Come out and be captivated by Bavaro’s portrayal of the esteemed German trans rocker, through botched surgery, fame, love and despair, as she recovers from the back stabbing betrayal by ex, superstar Tommy Gnosis, and seeks to "fulfill a burning desire to become whole".
The energetic, punk glam rock musical cult classic will be performed alongside a four-piece band live at the Westbury Theatre in the Trans-Alta Barns at six shows throughout Fringe.
THE BIG SMOKE by Jeremy Banks
Jeremy Banks was once an average guy working an average job, and then he went back to school to study theatre. In April of 2010 Banks wrapped up his studies at the Vancouver Island University and applied to Fringe festivals across Canada, at which he ended up working all jobs involved – from box office to stage management.
"I wound up visiting or being hired in Montreal, Toronto, Winnipeg, Calgary, Edmonton, Victoria and Vancouver," he says. "The catch is that I did short interviews with artists and producers along the way, YouTube kind of stuff, and got to learn much more through conversations with producers and artists than I ever expected."
By the end of the summer he was performing his own show at the Victoria Fringe, The Big Smoke, written by Ron Fromstein. The show was originally scribed during the 24 hour playwriting contest in Toronto, fleshed out, and in 2006 took home the top spot in the Canadian National Playwriting Competition. In 2007 the play was produced for a short run in Summerworks, and then remained shelved until Banks picked it up while interning with Theatre BC.
Banks sold out two shows in Victoria, and received a shining 4.5 stars.

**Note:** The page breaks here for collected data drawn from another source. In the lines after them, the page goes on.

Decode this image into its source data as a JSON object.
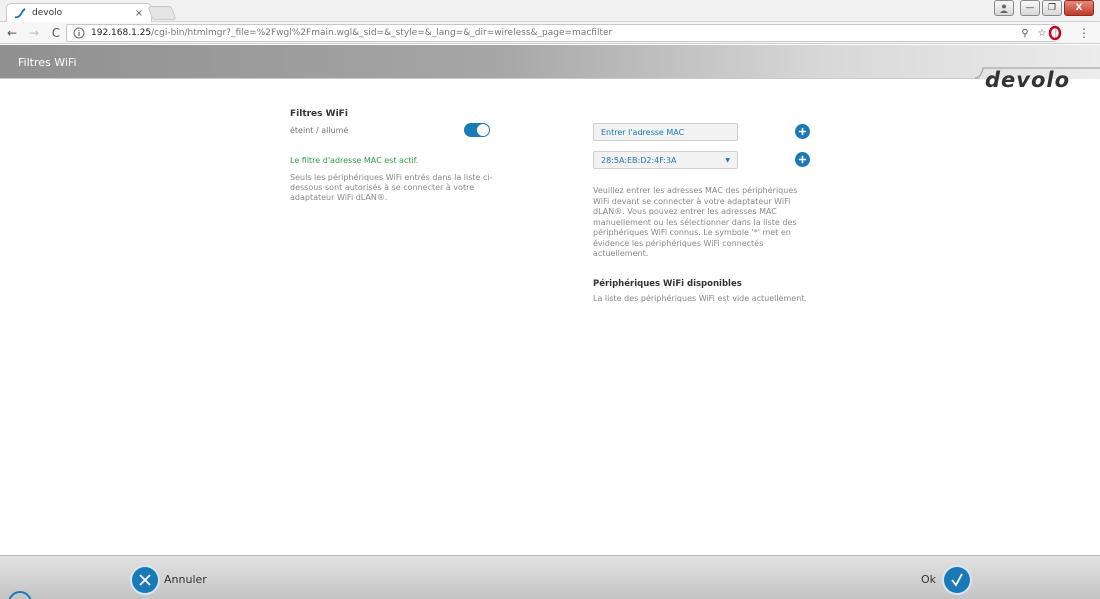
{
  "browser": {
    "tab_title": "devolo",
    "tab_close": "×",
    "url_host": "192.168.1.25",
    "url_path": "/cgi-bin/htmlmgr?_file=%2Fwgl%2Fmain.wgl&_sid=&_style=&_lang=&_dir=wireless&_page=macfilter",
    "back": "←",
    "forward": "→",
    "reload": "C",
    "zoom_icon": "⚲",
    "star_icon": "☆",
    "menu_icon": "⋮",
    "win_minimize": "—",
    "win_restore": "❐",
    "win_close": "X"
  },
  "header": {
    "title": "Filtres WiFi",
    "logo": "devolo"
  },
  "left": {
    "section_title": "Filtres WiFi",
    "toggle_label": "éteint / allumé",
    "toggle_on": true,
    "status": "Le filtre d'adresse MAC est actif.",
    "description": "Seuls les périphériques WiFi entrés dans la liste ci-dessous sont autorisés à se connecter à votre adaptateur WiFi dLAN®."
  },
  "right": {
    "mac_placeholder": "Entrer l'adresse MAC",
    "selected_mac": "28:5A:EB:D2:4F:3A",
    "description": "Veuillez entrer les adresses MAC des périphériques WiFi devant se connecter à votre adaptateur WiFi dLAN®. Vous pouvez entrer les adresses MAC manuellement ou les sélectionner dans la liste des périphériques WiFi connus. Le symbole '*' met en évidence les périphériques WiFi connectés actuellement.",
    "available_title": "Périphériques WiFi disponibles",
    "available_empty": "La liste des périphériques WiFi est vide actuellement."
  },
  "footer": {
    "cancel_label": "Annuler",
    "ok_label": "Ok"
  },
  "colors": {
    "accent": "#1a7ab8",
    "status_green": "#2f9a4a"
  }
}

"I was elated; blown away in fact," he describes. "Guess you could say I fell in love with the Fringe."
The Big Smoke
is an intimate, authentic and passionate tale of a small town kid searching for "more," moving to new and strange places and realizing the baggage he is toting with him.

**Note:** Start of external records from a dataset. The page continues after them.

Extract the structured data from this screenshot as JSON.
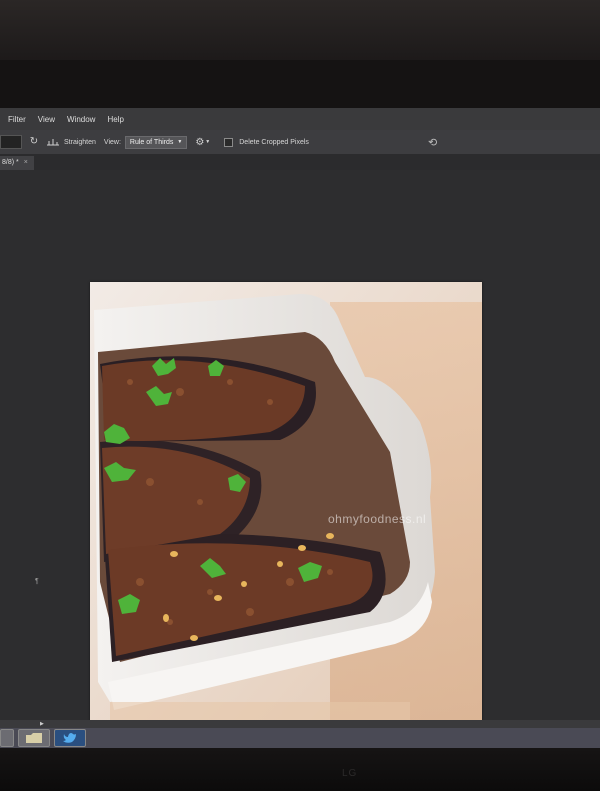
{
  "menubar": {
    "items": [
      "Filter",
      "View",
      "Window",
      "Help"
    ]
  },
  "options_bar": {
    "straighten_label": "Straighten",
    "view_label": "View:",
    "view_value": "Rule of Thirds",
    "delete_cropped_label": "Delete Cropped Pixels",
    "delete_cropped_checked": false
  },
  "tab": {
    "label": "8/8) *",
    "close": "×"
  },
  "photo": {
    "watermark": "ohmyfoodness.nl"
  },
  "icons": {
    "rotate": "rotate-icon",
    "straighten": "straighten-icon",
    "gear": "gear-icon",
    "undo": "undo-icon",
    "twitter": "twitter-icon",
    "folder": "folder-icon"
  },
  "monitor": {
    "brand": "LG"
  }
}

Banks was taken with this premise. Coming from Nanaimo, BC, he related to the protagonist who leaves familiar dwellings to find himself in a strange new world.
"Tommy... discovers, denies and eventually has to deal with homosexuality despite his own small-town headspace...at the same time I am discovering a world of Fringe and theatre and performances while I have to deal with a slightly larger small-town headspace," Banks describes.

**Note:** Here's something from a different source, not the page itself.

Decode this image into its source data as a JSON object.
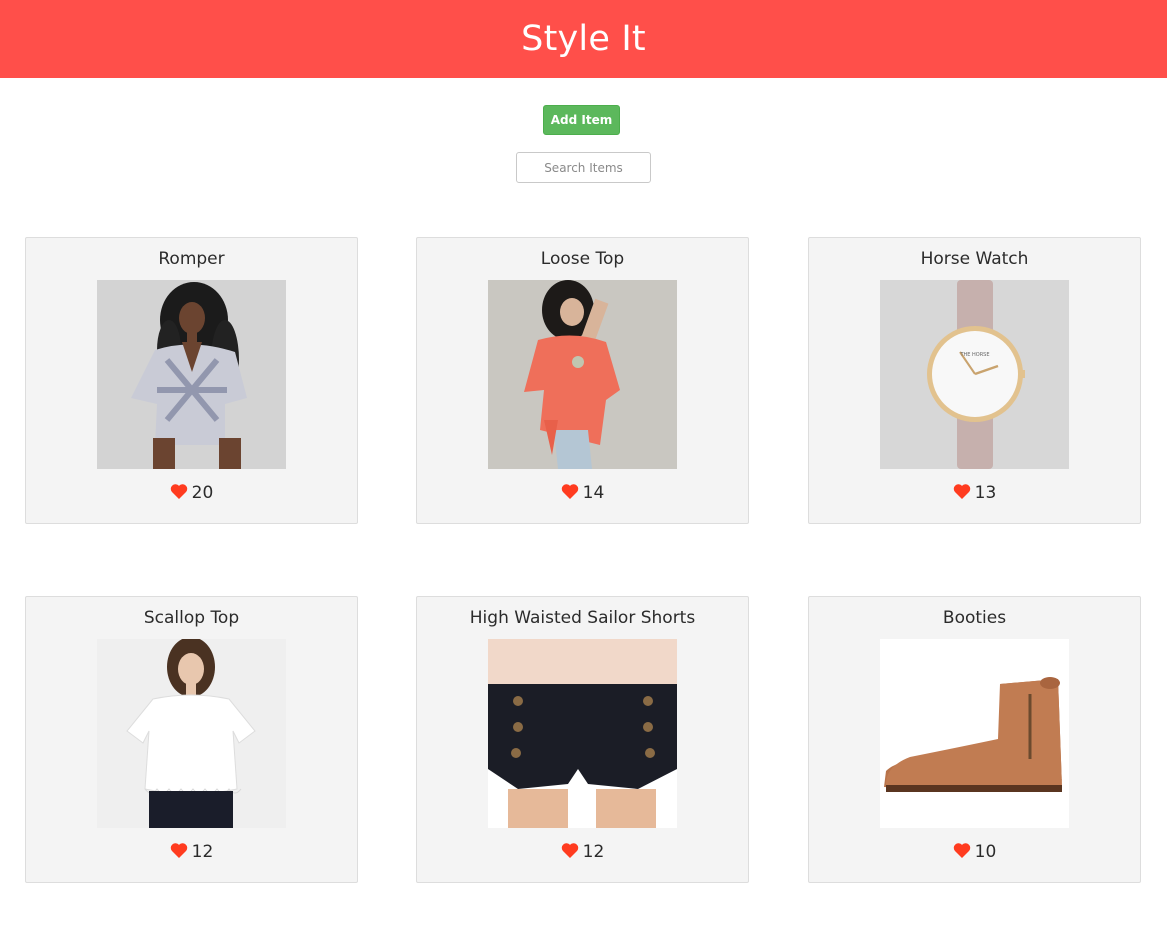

"It’s much less an I’m here, queer and proud [plotline] and much more a personal tale of a kid coming to terms with changes he was never prepared for: sex, the big city, making friends, dating."
Through the length of the performance, Tommy finds himself in denial, hating himself as much as he loves the time he spends with men.
"It’s a coming out story of another colour; as only in the last five minutes of the show does he come out, and only to one person," Banks describes. "...Tommy isn’t really ready for the end of the show when it happens."
When Banks initially took an interest in The Big Smoke, mutual friends connected him with writer Fromstein. The two have since collaborated on other projects, including a post-apocalyptic romantic comedy entitled Bess & Jen, which he was performing in Saskatoon at the time of writing. In addition, Banks holds the executive producer position down for Nanaimo’s Fringetastic Theatre Festival, the first Fringe Festival in the town since 1997. However this will be his first time performing at Edmonton’s.
"I was there last year doing some interviews for three days," he says. "It was so big and hectic I didn’t know what to do. Now I’m performing there and while I’m confident in my show, Edmonton Fringe is the biggest theatre festival in Canada and yes, that terrifies me."
If past praise is an indication of how he will be received this month, Banks stands a good chance to woo his audiences.
"My dream audience is anyone from a small town that has realized a need to get out; anyone that has stepped farther than they expected and had to face up to a scary truth they weren’t ready for," Banks says, "...because The Big Smoke is about Tommy’s journey as he does all of these things, and discovering the reasons that make it worth it."